Compound Probabilities

Independent Probabilities

  • Deals with the probability of events A and B occurring, where the events are independent.
  • The probability of A and B is denoted as P(A \text{ and } B). The "and" symbol resembles a lowercase 'n'.
  • Formula: P(A \text{ and } B) = P(A) \times P(B)
  • Independent events: The outcome of one event does not affect the outcome of the other.
    • Example: Flipping a coin and rolling a die.
    • George Washington on the quarter cannot influence the outcome of the die roll.
  • Example: Probability of flipping a head and rolling a six.
    • Probability of flipping a head: 1/2 (1 desired outcome out of 2 total outcomes).
    • Probability of rolling a six: 1/6 (1 desired outcome out of 6 total outcomes).
    • P(\text{head and six}) = (1/2) \times (1/6) = 1/12

Mutually Exclusive Probabilities

  • Mutually exclusive events: Events that cannot occur simultaneously; there is no overlap.
  • Venn diagrams for mutually exclusive events are disjointed.
  • The probability of A or B is denoted as P(A \text{ or } B).
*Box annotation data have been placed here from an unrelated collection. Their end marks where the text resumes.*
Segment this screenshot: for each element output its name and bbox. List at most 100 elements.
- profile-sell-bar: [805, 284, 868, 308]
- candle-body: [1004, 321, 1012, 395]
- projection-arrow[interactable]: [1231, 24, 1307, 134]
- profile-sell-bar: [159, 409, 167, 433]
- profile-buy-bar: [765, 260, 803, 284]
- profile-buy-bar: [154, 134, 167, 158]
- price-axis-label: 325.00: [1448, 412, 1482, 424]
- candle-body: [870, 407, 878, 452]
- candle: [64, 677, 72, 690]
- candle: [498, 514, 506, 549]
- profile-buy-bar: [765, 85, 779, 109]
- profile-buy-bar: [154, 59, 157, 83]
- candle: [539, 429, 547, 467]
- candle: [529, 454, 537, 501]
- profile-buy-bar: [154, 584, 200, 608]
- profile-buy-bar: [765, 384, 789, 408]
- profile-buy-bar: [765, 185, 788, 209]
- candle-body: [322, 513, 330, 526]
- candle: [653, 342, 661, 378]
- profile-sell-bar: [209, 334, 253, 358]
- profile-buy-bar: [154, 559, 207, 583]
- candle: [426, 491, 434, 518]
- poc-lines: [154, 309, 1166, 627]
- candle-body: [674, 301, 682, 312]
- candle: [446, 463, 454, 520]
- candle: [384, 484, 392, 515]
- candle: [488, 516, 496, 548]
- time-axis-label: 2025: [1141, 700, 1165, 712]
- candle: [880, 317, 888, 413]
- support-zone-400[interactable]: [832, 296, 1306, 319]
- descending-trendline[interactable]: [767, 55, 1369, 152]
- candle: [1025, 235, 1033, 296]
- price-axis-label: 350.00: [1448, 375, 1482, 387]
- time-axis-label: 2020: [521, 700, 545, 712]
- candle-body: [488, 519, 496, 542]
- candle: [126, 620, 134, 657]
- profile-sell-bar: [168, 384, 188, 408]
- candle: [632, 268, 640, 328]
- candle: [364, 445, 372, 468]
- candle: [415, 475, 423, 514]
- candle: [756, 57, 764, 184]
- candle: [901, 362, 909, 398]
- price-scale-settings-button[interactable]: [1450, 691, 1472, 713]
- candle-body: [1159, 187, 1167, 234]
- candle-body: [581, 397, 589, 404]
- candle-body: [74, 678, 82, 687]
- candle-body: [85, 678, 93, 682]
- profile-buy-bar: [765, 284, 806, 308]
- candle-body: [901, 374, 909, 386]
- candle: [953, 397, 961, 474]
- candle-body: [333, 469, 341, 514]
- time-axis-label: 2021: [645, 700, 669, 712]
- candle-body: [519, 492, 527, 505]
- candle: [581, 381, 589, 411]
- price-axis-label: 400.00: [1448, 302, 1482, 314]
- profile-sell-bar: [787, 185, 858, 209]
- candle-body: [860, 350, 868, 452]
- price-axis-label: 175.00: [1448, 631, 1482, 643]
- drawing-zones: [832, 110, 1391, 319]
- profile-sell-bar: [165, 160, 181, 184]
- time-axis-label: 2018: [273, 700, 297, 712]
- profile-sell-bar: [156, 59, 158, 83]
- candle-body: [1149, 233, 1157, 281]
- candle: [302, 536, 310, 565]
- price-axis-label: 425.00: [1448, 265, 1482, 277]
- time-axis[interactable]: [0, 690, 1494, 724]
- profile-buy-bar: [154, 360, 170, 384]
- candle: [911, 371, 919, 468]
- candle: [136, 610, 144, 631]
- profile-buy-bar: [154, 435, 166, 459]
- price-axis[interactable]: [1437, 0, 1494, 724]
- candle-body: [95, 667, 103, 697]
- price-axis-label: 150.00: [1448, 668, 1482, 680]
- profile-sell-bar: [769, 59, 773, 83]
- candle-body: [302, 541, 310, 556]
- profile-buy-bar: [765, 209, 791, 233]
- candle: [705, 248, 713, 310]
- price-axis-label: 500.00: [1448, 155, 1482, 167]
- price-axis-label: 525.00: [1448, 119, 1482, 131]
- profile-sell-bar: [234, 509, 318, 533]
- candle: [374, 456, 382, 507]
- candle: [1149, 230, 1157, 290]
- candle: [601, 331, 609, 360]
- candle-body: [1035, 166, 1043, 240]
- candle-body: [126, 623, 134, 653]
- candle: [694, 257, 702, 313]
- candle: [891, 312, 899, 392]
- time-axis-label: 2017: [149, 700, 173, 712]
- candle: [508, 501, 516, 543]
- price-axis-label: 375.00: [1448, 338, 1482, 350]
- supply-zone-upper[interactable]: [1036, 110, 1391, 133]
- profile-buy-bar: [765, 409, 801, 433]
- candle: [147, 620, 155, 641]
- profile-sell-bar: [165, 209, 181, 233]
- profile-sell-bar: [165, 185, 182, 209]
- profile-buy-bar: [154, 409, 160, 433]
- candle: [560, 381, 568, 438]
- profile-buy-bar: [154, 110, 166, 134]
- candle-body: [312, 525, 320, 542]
The "or" symbol is a capital U.
  • Formula: P(A \text{ or } B) = P(A) + P(B)
  • Example: Musicians at Ulysses High School.
    • 10 saxophonists, 7 flautists, 8 who play no instrument.
    • Probability of selecting a student who plays saxophone or flute.
      • Total students: 10 + 7 + 8 = 25
      • P(\text{saxophonist or flautist}) = (10 + 7) / 25 = 17/25

Combined Probability

  • Combined probability deals with events that are not mutually exclusive; they have some overlap.
  • Venn diagrams for combined events are jointed (they overlap).
  • Formula: P(A \text{ or } B) = P(A) + P(B) - P(A \text{ and } B)
    • P(A \text{ and } B) represents the overlap between A and B (where both events occur).
  • Example: Musicians at Lewiston High School.
    • 23 trombonists (only), 3 who play both trombone and trumpet, 10 trumpeters (only), 14 who play no instrument.
    • Probability of selecting a student who plays trombone or trumpet.
      • Probability of playing trombone: (23 + 3) / 50 = 26/50
      • Probability of playing trumpet: (10 + 3) / 50 = 13/50
      • Overlap (both trombone and trumpet): 3/50
      • P(\text{trombone or trumpet}) = (26/50) + (13/50) - (3/50) = 36/50 = 18/25 = 72\%
  • Determining which formula to use:
    • Check Venn diagrams; are events separated (mutually exclusive) or overlapping (combined)?
    • Independent probability applies when one event's outcome doesn't affect the other.